What are the responsibilities and job description for the Site Reliability Engineer position at Chabez Tech LLC?
Job Details
Role: System Reliability Engineer II (Fintech)
Mandatory Skills: Kubernetes, AWS Cloud, Reliability Engineering, Java Microservices
Location: Austin TX, New York
Optional Skills: Agile Scrum
Overview:
Seeking an experienced Platform Site Reliability Engineer (SRE) with 3 years of expertise in Kubernetes, AWS, and cloud-native infrastructure. The role focuses on enhancing the reliability, scalability, and performance of digital payment platforms through automation, monitoring, and performance optimization.
Key Responsibilities:
- Kubernetes Management: Deploy, scale, and optimize Kubernetes clusters.
- AWS Cloud: Utilize AWS services (EC2, S3, EKS, RDS, etc.) for scalable infrastructure.
- Automation & IaC: Develop workflows with Terraform, CloudFormation, or Ansible.
- CI/CD Pipelines: Build and maintain CI/CD pipelines (e.g., Jenkins, GitLab CI).
- Monitoring: Implement observability tools like Prometheus, Grafana, or CloudWatch.
- Incident Management: Troubleshoot issues, conduct root cause analysis, and ensure system resilience.
- Security: Apply best practices for securing infrastructure and compliance.
Required Qualifications:
- Kubernetes: Expertise in multi-cluster management and optimization.
- AWS: Proficiency in key AWS services and cloud best practices.
- IaC Tools: Hands-on experience with Terraform or similar tools.
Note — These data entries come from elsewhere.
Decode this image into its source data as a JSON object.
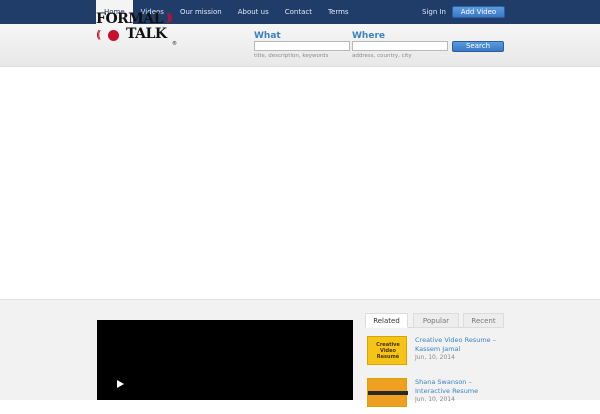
{
  "nav": {
    "items": [
      {
        "label": "Home",
        "active": true
      },
      {
        "label": "Videos",
        "active": false
      },
      {
        "label": "Our mission",
        "active": false
      },
      {
        "label": "About us",
        "active": false
      },
      {
        "label": "Contact",
        "active": false
      },
      {
        "label": "Terms",
        "active": false
      }
    ],
    "signin_label": "Sign In",
    "add_video_label": "Add Video"
  },
  "logo": {
    "line1": "FORMAL",
    "line2": "TALK",
    "registered": "®"
  },
  "search": {
    "what_label": "What",
    "what_hint": "title, description, keywords",
    "where_label": "Where",
    "where_hint": "address, country, city",
    "button_label": "Search"
  },
  "sidebar": {
    "tabs": [
      {
        "label": "Related",
        "active": true
      },
      {
        "label": "Popular",
        "active": false
      },
      {
        "label": "Recent",
        "active": false
      }
    ],
    "videos": [
      {
        "title": "Creative Video Resume – Kassem Jamal",
        "date": "Jun, 10, 2014",
        "thumb_text": "Creative Video Resumé"
      },
      {
        "title": "Shana Swanson – Interactive Resume",
        "date": "Jun, 10, 2014",
        "thumb_text": ""
      }
    ]
  },
  "colors": {
    "nav_bg": "#1f3d68",
    "accent": "#3a83c2",
    "brand_red": "#c8102e",
    "player_bg": "#000000"
  }
}
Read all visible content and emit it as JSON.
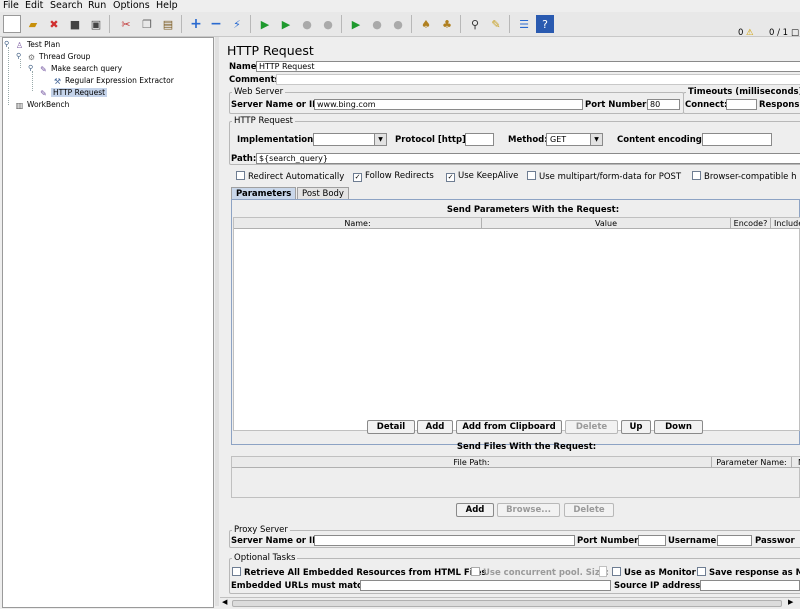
{
  "menu": {
    "items": [
      "File",
      "Edit",
      "Search",
      "Run",
      "Options",
      "Help"
    ]
  },
  "toolbar": {
    "icons": [
      "new-icon",
      "open-icon",
      "close-icon",
      "save-icon",
      "save-as-icon",
      "cut-icon",
      "copy-icon",
      "paste-icon",
      "expand-icon",
      "collapse-icon",
      "toggle-icon",
      "start-icon",
      "start-no-pause-icon",
      "stop-icon",
      "shutdown-icon",
      "remote-start-icon",
      "remote-stop-icon",
      "remote-shutdown-icon",
      "clear-icon",
      "clear-all-icon",
      "search-icon",
      "reset-search-icon",
      "function-helper-icon",
      "help-icon"
    ],
    "warning_count": "0",
    "thread_count": "0 / 1"
  },
  "tree": {
    "test_plan": "Test Plan",
    "thread_group": "Thread Group",
    "controller": "Make search query",
    "extractor": "Regular Expression Extractor",
    "sampler": "HTTP Request",
    "workbench": "WorkBench"
  },
  "panel": {
    "title": "HTTP Request",
    "name_label": "Name:",
    "name_value": "HTTP Request",
    "comments_label": "Comments:",
    "web_server": {
      "title": "Web Server",
      "server_label": "Server Name or IP:",
      "server_value": "www.bing.com",
      "port_label": "Port Number:",
      "port_value": "80"
    },
    "timeouts": {
      "title": "Timeouts (milliseconds)",
      "connect_label": "Connect:",
      "response_label": "Respons"
    },
    "http_request": {
      "title": "HTTP Request",
      "implementation_label": "Implementation:",
      "implementation_value": "",
      "protocol_label": "Protocol [http]:",
      "protocol_value": "",
      "method_label": "Method:",
      "method_value": "GET",
      "encoding_label": "Content encoding:",
      "encoding_value": "",
      "path_label": "Path:",
      "path_value": "${search_query}"
    },
    "options": {
      "redirect_auto": "Redirect Automatically",
      "follow_redirects": "Follow Redirects",
      "keepalive": "Use KeepAlive",
      "multipart": "Use multipart/form-data for POST",
      "browser_headers": "Browser-compatible h"
    },
    "tabs": [
      "Parameters",
      "Post Body"
    ],
    "params": {
      "title": "Send Parameters With the Request:",
      "columns": [
        "Name:",
        "Value",
        "Encode?",
        "Include"
      ]
    },
    "param_buttons": [
      "Detail",
      "Add",
      "Add from Clipboard",
      "Delete",
      "Up",
      "Down"
    ],
    "files": {
      "title": "Send Files With the Request:",
      "columns": [
        "File Path:",
        "Parameter Name:",
        "M"
      ]
    },
    "file_buttons": [
      "Add",
      "Browse...",
      "Delete"
    ],
    "proxy": {
      "title": "Proxy Server",
      "server_label": "Server Name or IP:",
      "port_label": "Port Number:",
      "user_label": "Username",
      "pass_label": "Passwor"
    },
    "optional": {
      "title": "Optional Tasks",
      "retrieve": "Retrieve All Embedded Resources from HTML Files",
      "pool": "Use concurrent pool. Size:",
      "monitor": "Use as Monitor",
      "save_md5": "Save response as M",
      "embedded_label": "Embedded URLs must match:",
      "source_ip_label": "Source IP address:"
    }
  }
}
- Scripting: Automation skills using Python, Bash, or Go.
- Monitoring: Familiarity with observability stacks (ELK, Grafana).
- Collaboration: Strong communication and teamwork abilities.
Preferred Qualifications:
- AWS and Kubernetes certifications (e.g., CKA, AWS Solutions Architect).
- Experience with service mesh (e.g., Istio) and microservices.
- Knowledge of cost optimization for AWS infrastructure.